So tonight we’re starting sleep training. I feel so depressed about it because we’ve tried all sorts of things before and they’ve never worked. Also, I haven’t found any book that I think is both effective and humane (I think I have read every single book on the subject of baby/toddler sleep issues). The “no cry” books are so obsessive about the baby not shedding one tear that the advice isn’t very helpful (for us, anyway); but the other books just say “leave the child in his room to cry alone, he’ll get used to it, ” which is ridiculous.
I know that whatever I do will involve some serious crying on his part, considering that anything short of me lying on my left side so that I can face him and bear the brunt of his flailing hands and feet leads to major tears. I HATE to hear my son cry, it really, REALLY bothers me, so this is not going to be easy. Yet something has to give. My son and I are both constantly exhausted and I have to have at least some improvement to the situation before the new baby gets here.

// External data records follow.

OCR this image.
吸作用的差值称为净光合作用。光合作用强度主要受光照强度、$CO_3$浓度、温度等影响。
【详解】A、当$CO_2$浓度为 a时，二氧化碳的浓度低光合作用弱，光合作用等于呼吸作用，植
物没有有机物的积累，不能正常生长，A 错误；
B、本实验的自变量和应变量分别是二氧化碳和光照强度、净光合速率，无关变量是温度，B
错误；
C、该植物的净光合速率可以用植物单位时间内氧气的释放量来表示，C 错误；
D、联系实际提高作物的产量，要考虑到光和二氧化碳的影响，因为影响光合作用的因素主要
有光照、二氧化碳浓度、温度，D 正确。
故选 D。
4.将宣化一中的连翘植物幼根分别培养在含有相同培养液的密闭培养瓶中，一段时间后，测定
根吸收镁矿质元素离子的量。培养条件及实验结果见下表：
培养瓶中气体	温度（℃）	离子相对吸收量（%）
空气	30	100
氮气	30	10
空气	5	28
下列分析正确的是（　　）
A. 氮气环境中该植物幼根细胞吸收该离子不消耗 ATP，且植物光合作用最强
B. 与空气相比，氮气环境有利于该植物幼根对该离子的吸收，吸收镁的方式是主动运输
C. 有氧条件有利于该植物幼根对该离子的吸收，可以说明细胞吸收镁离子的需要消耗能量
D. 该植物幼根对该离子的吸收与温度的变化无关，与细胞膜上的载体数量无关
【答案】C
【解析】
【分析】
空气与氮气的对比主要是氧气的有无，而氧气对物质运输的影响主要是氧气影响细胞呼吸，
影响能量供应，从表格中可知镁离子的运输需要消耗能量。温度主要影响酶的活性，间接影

Currently I have only two sleep training goals: a) that he learn to fall asleep with minimal intervention on my part, and b) that he sleep in his crib. I plan to sleep right next to the crib and will continue doing that indefinitely if that’s what he needs, but I just cannot share a bed with him any longer.
Anyway, that’s the long, rambling version of why I need your prayers. Please pray for me that I’m doing the right thing and am able to follow through, and pray for my son the this is not too traumatic for him and that he’ll finally be able to get the sleep he needs.
(Quick disclaimer: I don’t mean for this to be an anti-family-bed post. It doesn’t work for us, but I know a lot of people who happily use this sleep method with no problems.)